Our trip to Milan continues with Part 2 of my review of Fashion Week. Much like a trip through the countryside, there are many colors, shades and interesting aspects that catch the eye. However, just as any trip that you take, there are some bumps on the road. Some of them are bumps that can be put up with and others you hope will be fixed but you know never will. So enjoy the rest of this trip as we tour the remainder of Milan Fashion Week.
The Giorgio Armani collection was lustrous and colorful. The floral patterns and sleek metallics were mesmerizing. Every look had some pop of color and a fun accent accessory that made this collection a touch of optimism and whimsy. He said about his line, “I don’t see the point in showing sad women on the runway…just because it’s a sad moment, there’s no reason to do this.”

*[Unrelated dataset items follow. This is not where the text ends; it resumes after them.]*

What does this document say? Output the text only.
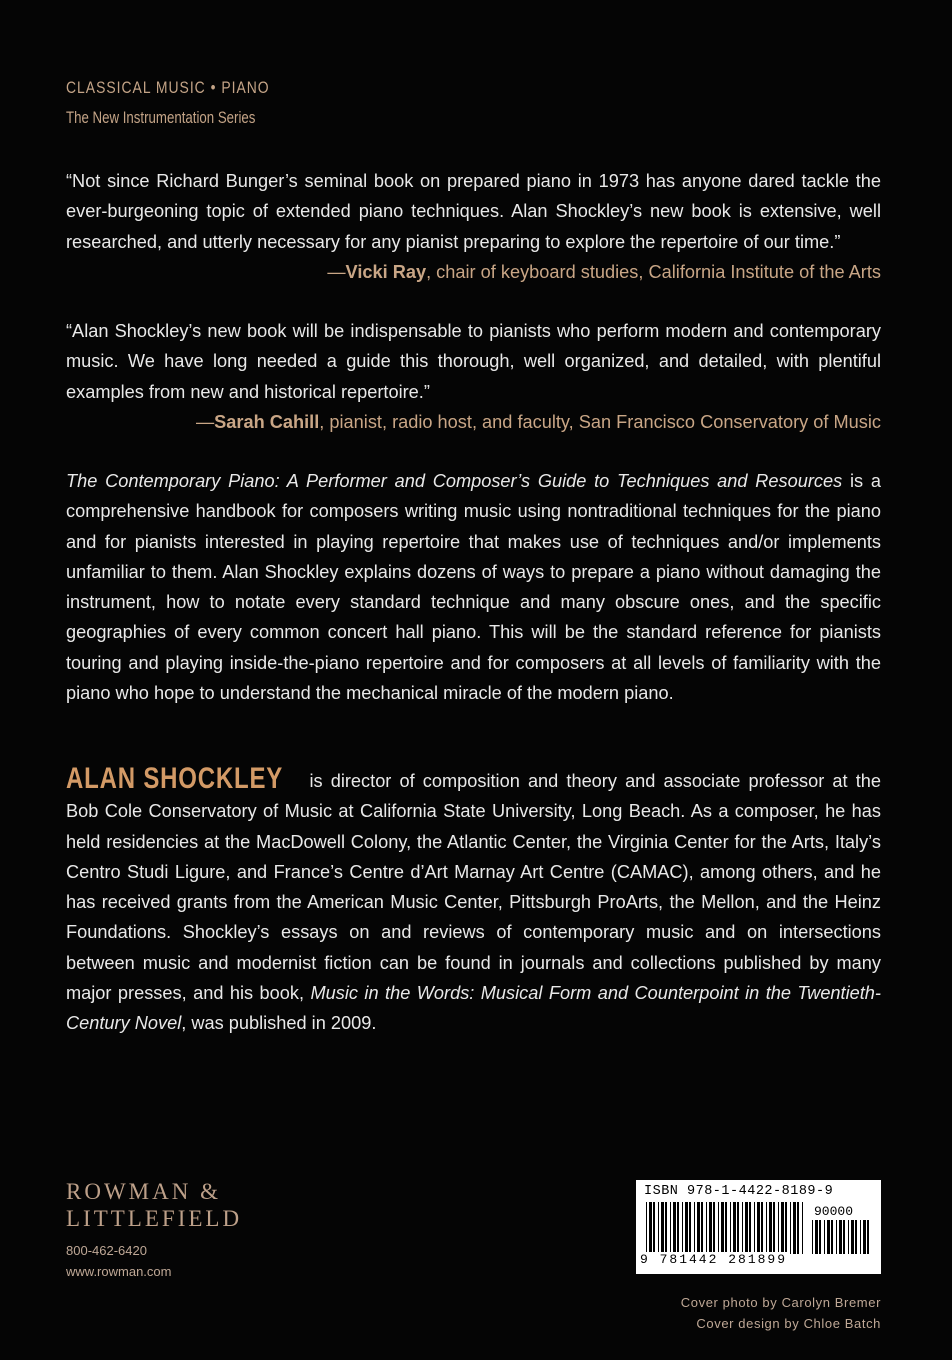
CLASSICAL MUSIC • PIANO
The New Instrumentation Series

“Not since Richard Bunger’s seminal book on prepared piano in 1973 has anyone dared tackle the ever-burgeoning topic of extended piano techniques. Alan Shockley’s new book is extensive, well researched, and utterly necessary for any pianist preparing to explore the repertoire of our time.”

—Vicki Ray, chair of keyboard studies, California Institute of the Arts

“Alan Shockley’s new book will be indispensable to pianists who perform modern and contemporary music. We have long needed a guide this thorough, well organized, and detailed, with plentiful examples from new and historical repertoire.”

—Sarah Cahill, pianist, radio host, and faculty, San Francisco Conservatory of Music

The Contemporary Piano: A Performer and Composer’s Guide to Techniques and Resources is a comprehensive handbook for composers writing music using nontraditional techniques for the piano and for pianists interested in playing repertoire that makes use of techniques and/or implements unfamiliar to them. Alan Shockley explains dozens of ways to prepare a piano without damaging the instrument, how to notate every standard technique and many obscure ones, and the specific geographies of every common concert hall piano. This will be the standard reference for pianists touring and playing inside-the-piano repertoire and for composers at all levels of familiarity with the piano who hope to understand the mechanical miracle of the modern piano.

ALAN SHOCKLEY is director of composition and theory and associate professor at the Bob Cole Conservatory of Music at California State University, Long Beach. As a composer, he has held residencies at the MacDowell Colony, the Atlantic Center, the Virginia Center for the Arts, Italy’s Centro Studi Ligure, and France’s Centre d’Art Marnay Art Centre (CAMAC), among others, and he has received grants from the American Music Center, Pittsburgh ProArts, the Mellon, and the Heinz Foundations. Shockley’s essays on and reviews of contemporary music and on intersections between music and modernist fiction can be found in journals and collections published by many major presses, and his book, Music in the Words: Musical Form and Counterpoint in the Twentieth-Century Novel, was published in 2009.

ROWMAN &
LITTLEFIELD
800-462-6420
www.rowman.com
ISBN 978-1-4422-8189-9
90000
9 781442 281899
Cover photo by Carolyn Bremer
Cover design by Chloe Batch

I wanted to show every look from Versace, all 75. The print, the shapes, the line of the clothes was so striking. It was the 20th anniversary of Gianni Versace’s death, and Donatella honored him beautifully. Most of the line was in classic Versace prints, though towards the end of the collection there was more of a pop art print in bright colors and a Vogue cover collage. Though the color was a lot, a few ensembles were dressed down with black that made them seem more wearable.
I wasn’t all that impressed initially by the Salvatore Ferragamo runway, however about 30 looks in, there were finally some nice dresses that closed out the show shown above.
It was floral overkill at Marni. Again, and especially with when it comes to print, less can be more.
I was also disappointed by Missoni, a collection I usually look forward to, just fell flat. A Men’s and Women’s collection made for a cluttered, chaotic runway, and at that the styles put together just failed to make a statement.
After seeing so many wild collections shown in Milan, it was nice to catch my breath at Trussardi, where classic met sensible.
Au Jour le Jour also had a cohesive vision of practicality. It was a streamlined, nicely presented line, at least one that didn’t have me racking my brain to visualize beyond the realm of runways and fashion week.
The Stella Jean runway was inspired by South America. The a color palette immediately drew me in and found balance in traditional pragmatic cuts. Whether a matching embroidered top and skirt, a tropical fish print dress or a funky tiered skirt stabilized by chambray, the runway was fearless and creative.